The positive trend in the last quarter is largely attributable to the launch of two newly developed machines in the MultiSwiss product line. Numerous orders have already been received for these innovative machines, which are capable of machining larger-dimension parts. These orders will mainly show through in 2017’s sales figures. Sales of the SwissNano also rose gratifyingly. Despite the challenging environment in the watchmaking industry, Tornos sold 80% more models of this innovative Swiss-type automatic lathe than in the previous year, thus gaining additional market share in the watchmaking industry. A marked reluctance to invest in high-end products had a negative impact on net sales and order intake in several target markets. Where there is less investment in new machines, there is greater demand for servicing. The service and spare parts business of Tornos consequently performed well in 2016, generating 5% more revenues than in the previous year.

 

In the second half of 2016, Tornos saw the number of machines ordered increase by nearly a third compared with the same period of 2015. Looking at the year as a whole, Tornos also received more machine orders during 2016 than it did in 2015. The fact that order intake nevertheless fell is attributable to the change in the product mix, with more standard machines being sold in the medium price category, and fewer high-end machines in the more expensive price category. This further increase in demand for its standard products highlights how well Tornos is able to meet the market’s requirements for cost-efficient machines.
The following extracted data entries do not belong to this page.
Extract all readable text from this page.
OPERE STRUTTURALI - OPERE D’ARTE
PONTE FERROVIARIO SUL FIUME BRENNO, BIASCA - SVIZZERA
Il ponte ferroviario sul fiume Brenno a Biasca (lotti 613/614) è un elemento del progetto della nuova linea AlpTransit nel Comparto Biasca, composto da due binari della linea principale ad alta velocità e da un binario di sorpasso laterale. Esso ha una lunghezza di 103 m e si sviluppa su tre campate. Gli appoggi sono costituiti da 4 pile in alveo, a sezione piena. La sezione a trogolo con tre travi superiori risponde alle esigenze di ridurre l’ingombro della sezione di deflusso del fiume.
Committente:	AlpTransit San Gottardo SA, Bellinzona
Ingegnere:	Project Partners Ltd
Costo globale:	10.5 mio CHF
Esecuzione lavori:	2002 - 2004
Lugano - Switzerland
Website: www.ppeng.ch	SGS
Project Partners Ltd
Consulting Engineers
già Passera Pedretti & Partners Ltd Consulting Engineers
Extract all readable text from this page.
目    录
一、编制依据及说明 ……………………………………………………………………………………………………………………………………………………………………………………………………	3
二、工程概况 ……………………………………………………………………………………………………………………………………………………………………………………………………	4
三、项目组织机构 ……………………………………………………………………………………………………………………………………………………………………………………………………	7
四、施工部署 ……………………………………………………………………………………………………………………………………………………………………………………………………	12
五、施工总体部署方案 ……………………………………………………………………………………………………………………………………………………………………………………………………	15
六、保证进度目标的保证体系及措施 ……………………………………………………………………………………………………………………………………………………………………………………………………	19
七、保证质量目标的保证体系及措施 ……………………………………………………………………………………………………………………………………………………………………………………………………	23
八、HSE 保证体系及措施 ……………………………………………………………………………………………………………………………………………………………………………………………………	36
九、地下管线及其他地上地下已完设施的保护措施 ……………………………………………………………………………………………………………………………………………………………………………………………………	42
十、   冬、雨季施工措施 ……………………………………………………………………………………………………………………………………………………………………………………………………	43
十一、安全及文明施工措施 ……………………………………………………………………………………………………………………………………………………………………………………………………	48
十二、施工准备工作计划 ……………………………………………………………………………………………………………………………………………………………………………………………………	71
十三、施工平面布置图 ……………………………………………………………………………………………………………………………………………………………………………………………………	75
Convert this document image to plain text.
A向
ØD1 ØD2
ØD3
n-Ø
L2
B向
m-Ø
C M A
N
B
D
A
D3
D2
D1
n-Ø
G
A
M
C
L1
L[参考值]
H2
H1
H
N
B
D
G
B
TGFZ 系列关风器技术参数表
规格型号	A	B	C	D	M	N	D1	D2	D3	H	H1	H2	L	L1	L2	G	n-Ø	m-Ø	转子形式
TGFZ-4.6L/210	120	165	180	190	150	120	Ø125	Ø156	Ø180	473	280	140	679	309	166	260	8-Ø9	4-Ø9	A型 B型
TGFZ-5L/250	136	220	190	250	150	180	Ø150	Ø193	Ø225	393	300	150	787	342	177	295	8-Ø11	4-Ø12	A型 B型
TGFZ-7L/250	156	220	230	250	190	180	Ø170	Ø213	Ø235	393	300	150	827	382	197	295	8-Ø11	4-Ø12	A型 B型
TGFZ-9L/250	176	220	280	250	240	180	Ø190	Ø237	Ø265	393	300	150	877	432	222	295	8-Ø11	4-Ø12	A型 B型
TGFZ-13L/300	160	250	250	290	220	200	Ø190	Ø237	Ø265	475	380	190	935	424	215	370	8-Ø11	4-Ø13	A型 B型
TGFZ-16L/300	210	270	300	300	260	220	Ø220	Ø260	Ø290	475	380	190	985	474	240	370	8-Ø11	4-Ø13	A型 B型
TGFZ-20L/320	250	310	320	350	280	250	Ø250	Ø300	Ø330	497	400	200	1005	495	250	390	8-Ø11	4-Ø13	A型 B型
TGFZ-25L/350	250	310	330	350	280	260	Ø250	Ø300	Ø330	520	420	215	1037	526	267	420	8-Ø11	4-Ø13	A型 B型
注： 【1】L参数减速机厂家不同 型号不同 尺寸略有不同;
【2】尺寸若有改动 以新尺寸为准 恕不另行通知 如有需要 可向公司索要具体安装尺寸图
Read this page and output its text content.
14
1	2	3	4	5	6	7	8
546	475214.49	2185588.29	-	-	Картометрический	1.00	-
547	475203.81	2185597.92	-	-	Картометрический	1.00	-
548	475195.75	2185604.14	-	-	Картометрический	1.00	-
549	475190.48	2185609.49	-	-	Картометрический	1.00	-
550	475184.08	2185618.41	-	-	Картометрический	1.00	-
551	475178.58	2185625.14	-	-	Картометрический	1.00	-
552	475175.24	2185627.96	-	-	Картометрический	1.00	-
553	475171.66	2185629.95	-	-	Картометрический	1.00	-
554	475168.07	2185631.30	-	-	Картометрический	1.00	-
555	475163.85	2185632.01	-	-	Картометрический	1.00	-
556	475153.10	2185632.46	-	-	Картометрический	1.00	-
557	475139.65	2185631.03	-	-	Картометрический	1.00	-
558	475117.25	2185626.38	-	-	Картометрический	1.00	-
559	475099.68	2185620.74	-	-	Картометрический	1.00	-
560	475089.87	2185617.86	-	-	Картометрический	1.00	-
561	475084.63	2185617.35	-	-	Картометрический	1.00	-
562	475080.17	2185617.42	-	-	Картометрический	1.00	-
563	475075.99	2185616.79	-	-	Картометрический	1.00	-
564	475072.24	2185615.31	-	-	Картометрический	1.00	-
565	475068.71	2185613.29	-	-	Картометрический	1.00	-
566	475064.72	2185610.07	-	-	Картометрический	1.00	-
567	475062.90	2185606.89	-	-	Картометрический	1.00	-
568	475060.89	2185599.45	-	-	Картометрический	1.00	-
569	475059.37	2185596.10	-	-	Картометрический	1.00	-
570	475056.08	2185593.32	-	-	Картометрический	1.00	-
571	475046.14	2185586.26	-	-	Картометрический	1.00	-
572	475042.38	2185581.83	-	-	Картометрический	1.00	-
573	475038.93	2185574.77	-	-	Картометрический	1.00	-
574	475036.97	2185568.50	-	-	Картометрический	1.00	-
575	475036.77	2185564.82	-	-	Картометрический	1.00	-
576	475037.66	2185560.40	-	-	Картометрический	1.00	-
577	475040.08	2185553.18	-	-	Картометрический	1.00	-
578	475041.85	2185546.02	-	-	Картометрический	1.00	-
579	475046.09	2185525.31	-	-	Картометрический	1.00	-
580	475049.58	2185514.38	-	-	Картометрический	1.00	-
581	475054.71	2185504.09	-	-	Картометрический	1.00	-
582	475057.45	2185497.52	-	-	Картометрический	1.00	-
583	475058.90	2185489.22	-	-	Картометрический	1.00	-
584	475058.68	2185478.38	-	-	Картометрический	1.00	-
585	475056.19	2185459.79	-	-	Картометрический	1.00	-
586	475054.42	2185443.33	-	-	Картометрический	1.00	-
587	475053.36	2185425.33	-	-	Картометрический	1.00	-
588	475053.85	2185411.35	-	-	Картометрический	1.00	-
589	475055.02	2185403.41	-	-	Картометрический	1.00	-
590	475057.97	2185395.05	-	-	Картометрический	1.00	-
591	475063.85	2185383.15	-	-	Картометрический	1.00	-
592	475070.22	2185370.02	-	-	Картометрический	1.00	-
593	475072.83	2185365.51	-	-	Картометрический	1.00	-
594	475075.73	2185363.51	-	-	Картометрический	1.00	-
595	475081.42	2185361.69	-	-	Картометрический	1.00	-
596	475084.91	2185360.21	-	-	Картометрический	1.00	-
Tornos’ internationalization strategy, which involves the company’s own production sites for standard machines in China and Taiwan, has proved its worth. The innovative software solution TISIS has also made Tornos a world leader in user-friendly machine programming and communication.

 

Owing to the less favorable product mix and the resulting drop in sales revenues, Tornos failed to reach break-even point. Overall, Tornos is expecting a negative operating result (EBIT) and a negative net result, both in the low single-digit millions.

 

The Group’s results for 2016 will be announced at the media and analysts’ conference in Zurich on March 14, 2017.